There are two main ways to access the various web interfaces on Google Cloud Dataproc. The first is by setting up an SSH tunnel. This is the more secure and recommended way to do things. Follow the instructions provided by Google to do this. When it talks about using a web browser, you can also make a shortcut.
My target here is:
"C:\Program Files (x86)\Google\Chrome\Application\chrome.exe" --proxy-server="socks5://localhost:1080" --host-resolver-rules="MAP * 0.0.0.0 , EXCLUDE localhost" --user-data-dir=/tmp/cs512-demo-spark-m
And I can then connect to addresses like http://cs512-spark-m:18080
using that browser. cs512-spark-m
is the name of the master node in Google Compute Engine.
The other option, not documented by Google which is a little less secure but easier to setup up is to make an exception for the ports you want access to in the firewall.
You need to add a firewall rule that filters for your computers IP address.

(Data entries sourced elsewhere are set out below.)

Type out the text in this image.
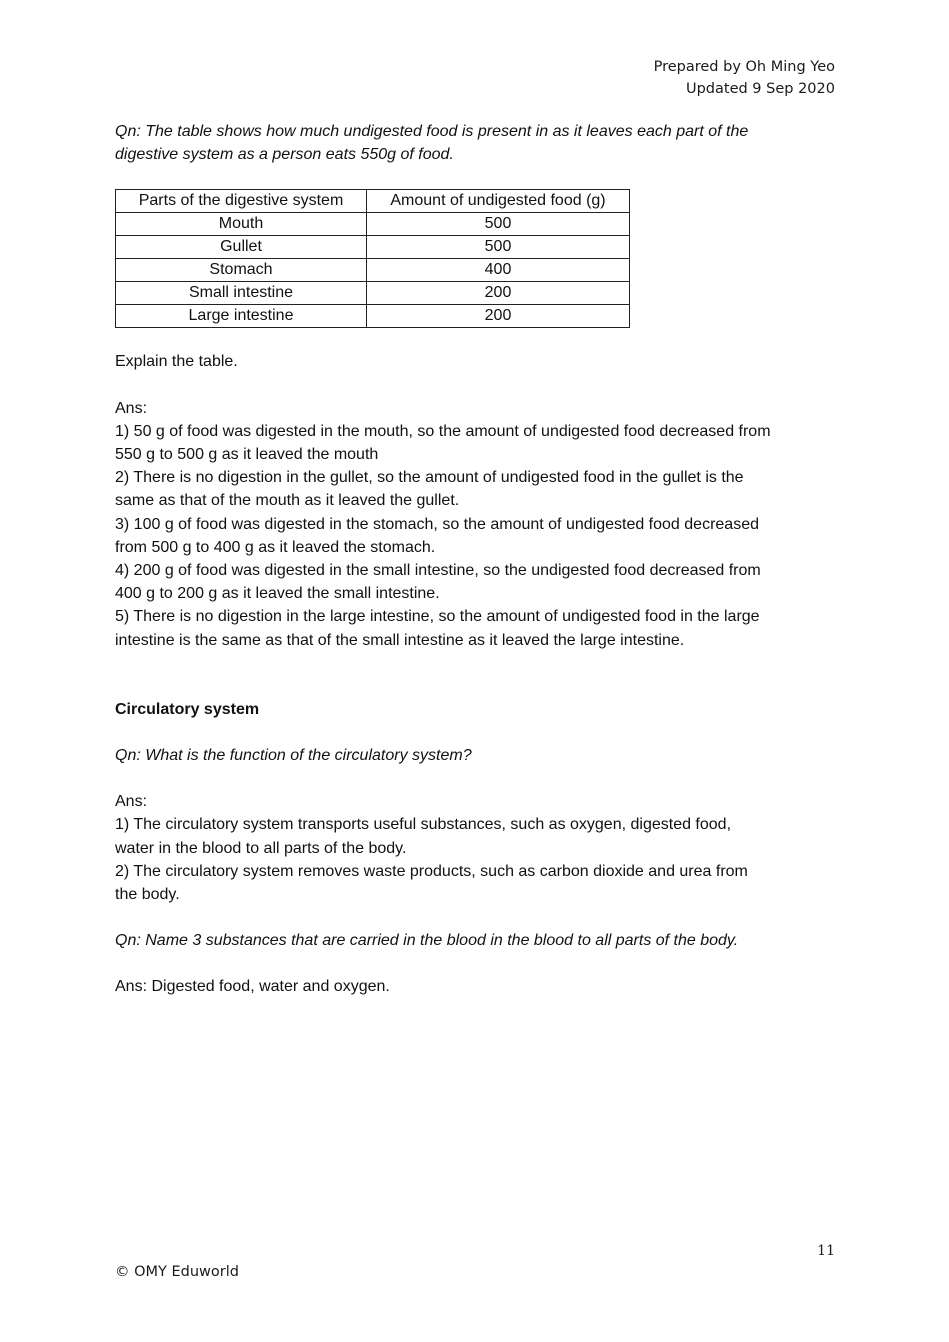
Prepared by Oh Ming Yeo
Updated 9 Sep 2020

Qn: The table shows how much undigested food is present in as it leaves each part of the
digestive system as a person eats 550g of food.

Parts of the digestive system	Amount of undigested food (g)
Mouth	500
Gullet	500
Stomach	400
Small intestine	200
Large intestine	200

Explain the table.

Ans:

1) 50 g of food was digested in the mouth, so the amount of undigested food decreased from
550 g to 500 g as it leaved the mouth
2) There is no digestion in the gullet, so the amount of undigested food in the gullet is the
same as that of the mouth as it leaved the gullet.
3) 100 g of food was digested in the stomach, so the amount of undigested food decreased
from 500 g to 400 g as it leaved the stomach.
4) 200 g of food was digested in the small intestine, so the undigested food decreased from
400 g to 200 g as it leaved the small intestine.
5) There is no digestion in the large intestine, so the amount of undigested food in the large
intestine is the same as that of the small intestine as it leaved the large intestine.

Circulatory system

Qn: What is the function of the circulatory system?

Ans:

1) The circulatory system transports useful substances, such as oxygen, digested food,
water in the blood to all parts of the body.
2) The circulatory system removes waste products, such as carbon dioxide and urea from
the body.

Qn: Name 3 substances that are carried in the blood in the blood to all parts of the body.

Ans: Digested food, water and oxygen.

11
© OMY Eduworld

If you just Google for the exact phrase ‘my ip’ it will show you your IP address. Then add an exception for TCP on port 18080. If you use a computer on a different network or your networks IP address changes you will need to update the filter.
You can check if this works by connecting to your master nodes ip address on port 18080 in your browser. It would look like http://123.456.789.123:18080
with the middle portion being replaced by your actual nodes ip address seen in the interface here:
Keep in mind this will only work when your cluster is turned on and the IP will only be visible when the cluster is turned on.